Fifty-five years can do a lot for a man’s reputation. It can turn a “gangster” into an icon, a “former felon” into a family man and a “public nuisance” into one of the greatest human rights leaders to ever live. That’s what 55 years have done for the late Malcolm X.
On Feb. 21, 1965, shortly after 3:15 P.M. on a Sunday afternoon, El-Hajj Malik El-Shabazz was gunned down at the Audubon Ballroom in New York City. And what has happened in the more than five decades since Malcolm X took his last breath, is a reimaging of who he truly was as a man. A public perception once seen through a Jim Crow lens has been reconciled with the man now viewed through woke-tinted glasses. Indeed he was a former frontman for the Nation of Islam who sparked public rifts with the likes of Martin Luther King, Jr., Elijah Muhammed, and the NYPD, but he was also the man who encouraged Black people to walk with pride, never apologize for the color of our skin, and stop accepting less from the world because of who it tells us we are.

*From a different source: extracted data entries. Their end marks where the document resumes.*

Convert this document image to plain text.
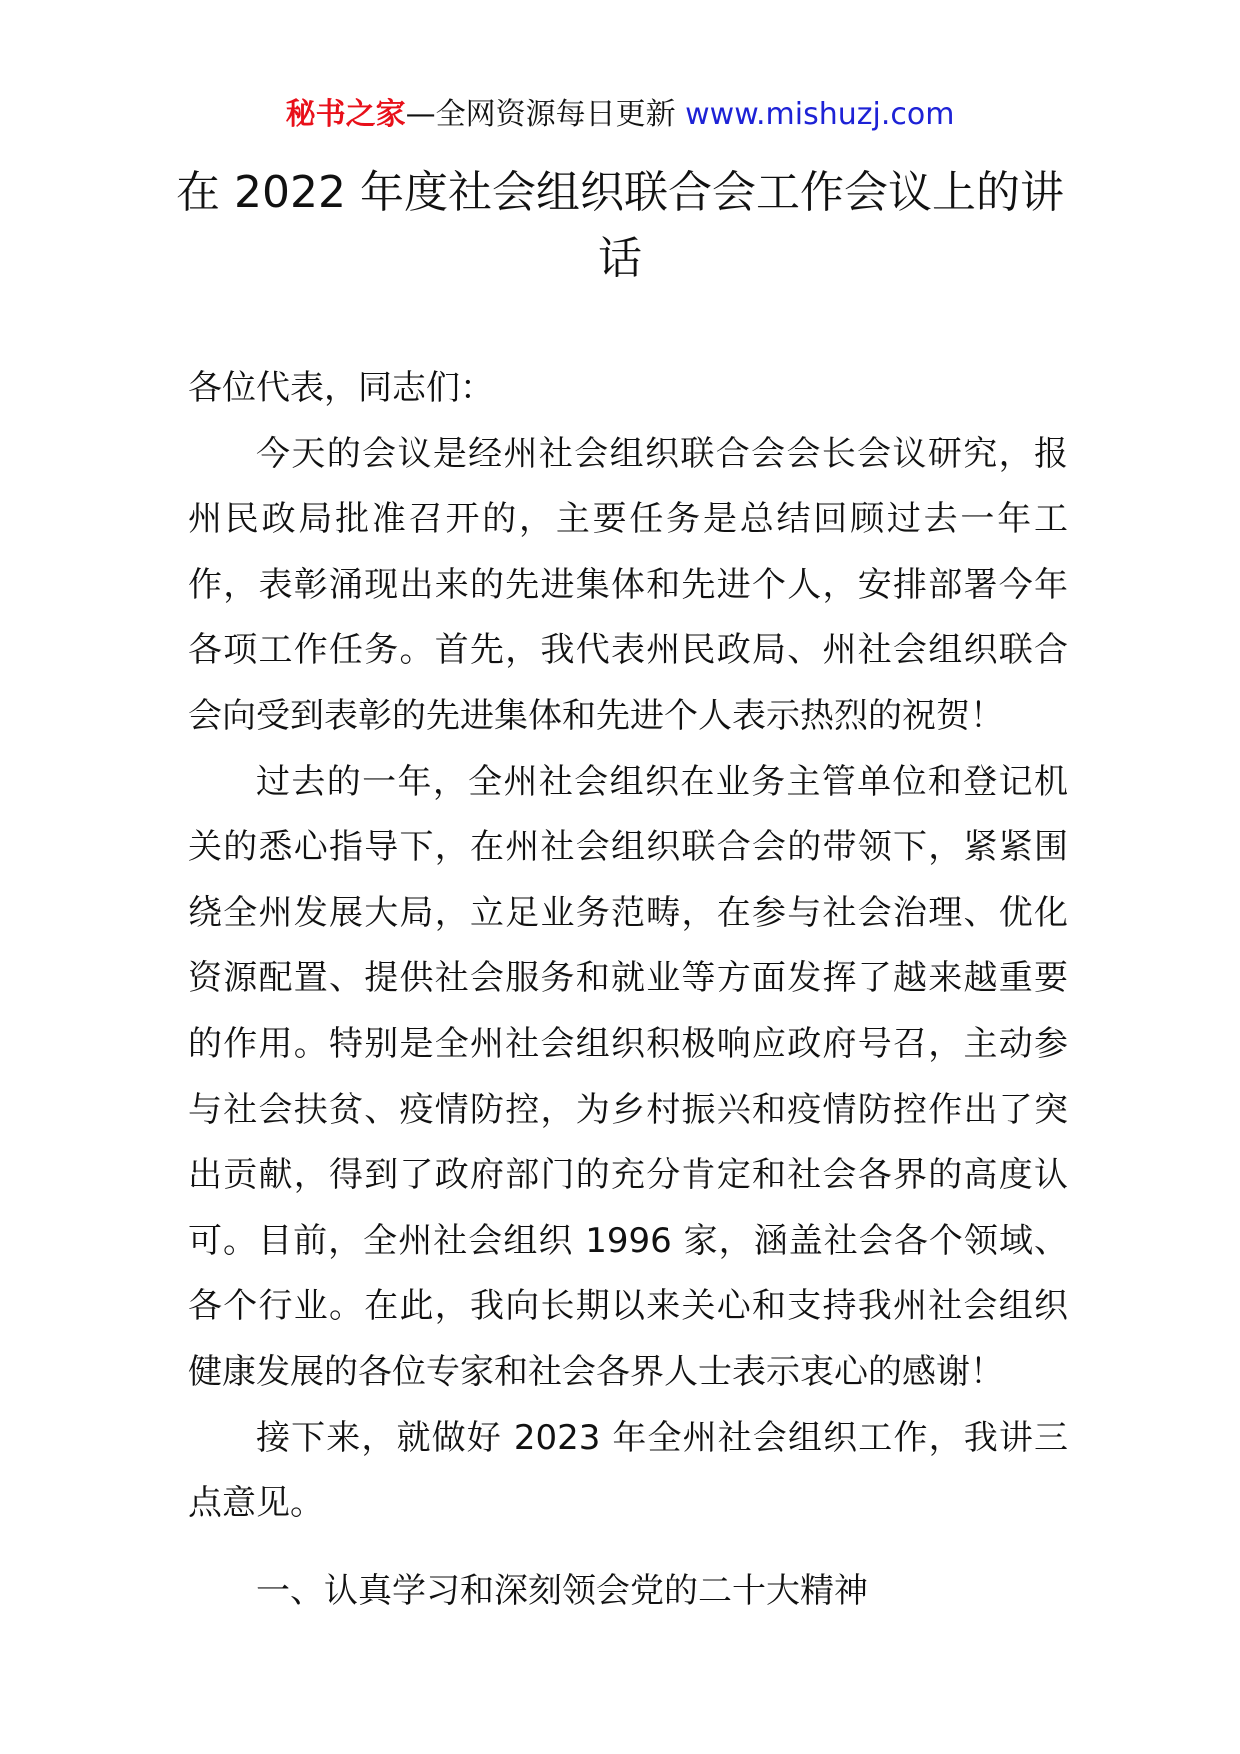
秘书之家—全网资源每日更新 www.mishuzj.com
在 2022 年度社会组织联合会工作会议上的讲话

各位代表，同志们：

今天的会议是经州社会组织联合会会长会议研究，报州民政局批准召开的，主要任务是总结回顾过去一年工作，表彰涌现出来的先进集体和先进个人，安排部署今年各项工作任务。首先，我代表州民政局、州社会组织联合会向受到表彰的先进集体和先进个人表示热烈的祝贺！

过去的一年，全州社会组织在业务主管单位和登记机关的悉心指导下，在州社会组织联合会的带领下，紧紧围绕全州发展大局，立足业务范畴，在参与社会治理、优化资源配置、提供社会服务和就业等方面发挥了越来越重要的作用。特别是全州社会组织积极响应政府号召，主动参与社会扶贫、疫情防控，为乡村振兴和疫情防控作出了突出贡献，得到了政府部门的充分肯定和社会各界的高度认可。目前，全州社会组织 1996 家，涵盖社会各个领域、各个行业。在此，我向长期以来关心和支持我州社会组织健康发展的各位专家和社会各界人士表示衷心的感谢！

接下来，就做好 2023 年全州社会组织工作，我讲三点意见。

一、认真学习和深刻领会党的二十大精神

The respected orator once said, “The media’s the most powerful entity on earth. They have the power to make the innocent guilty and to make the guilty innocent, and that’s power. Because they control the minds of the masses.” Malcolm X remains one of the greatest examples of this often-recited verse, having been villanized while alive, and now celebrated in his death.
The early ’90s brought Spike Lee’s critically acclaimed film, Malcolm X. Shortly after came a renewed interest in the autobiography released following his passing. Throughout the decade he received shout outs from some of hip hops greatest acts and by the early 2000s, he’d have the building he was assassinated in, renamed after him. Today schools showcase Malcolm X on their front doors, boulevards throughout the world bear his name, and murals with his face don public spaces.
While some will continue to regard him as a controversial figure, a man who stoked racial tension and sought to divide an already divided nation, let the record reflect that Malcolm X in the year before his death stood next to the celebrated Martin Luther King, Jr., and called on America to heed to the demands that the civil rights leader had for years been marching for.
Malcolm X was never violent. Instead, he preached that if the world was going to continue to be violent to Black people, then we should be able to justly defend ourselves. “By any means necessary,” wasn’t a threat. It was a signal to our oppressors that the fight for freedom, the fight for justice, and the fight for equality could not and would not be contained by racist tactics, but to the contrary be achieved in spite of opposition. It’s the message that sparked the Black Power Movement and the same message that gave us our first Black president.
In a tribute to her father and mother Betty Shabazz, Malcolm X’s third daughter Ilyasah Shabazz said, “The examples of trust, selflessness, compassion and care that my parents set in and outside our household helped me to personally understand that life is not a destination, it’s a journey. Faith makes everything possible. In order to succeed in life, you must first believe that you can.” It’s an example that Malcolm X passed down to countless others as well.
America has always had a way of rewriting history while simultaneously downplaying the contributions of Black people, and Malcolm X is no exception. Though his life was under constant attack, he willingly spent his last moments on earth speaking truth to power, and fighting for what was once considered radical change. Why that deserves anything but praise has been an ongoing question, as old as the newspaper headlines that spoke of his assassination.
In The Autobiography of Malcolm X, the late civil rights leader includes a letter he wrote while in Mecca. In it, he says, “I’m for truth, no matter who tells it. I’m for justice, no matter who it’s for or against. I’m a human being first and foremost and, as such, I’m for whoever and whatever benefits humanity as a whole.” Though it took decades for the world to fully appreciate the message, 55 years is better than never.
The February 1965 news articles following his death reduced him to a “radical Black activist,” and now the man born Malcolm Little in Omaha, Nebraska, stands as a national hero, a treasure among the many gems that history has produced, a relic regarded for his enduring message of unity, prosperity, and unapologetic resistance.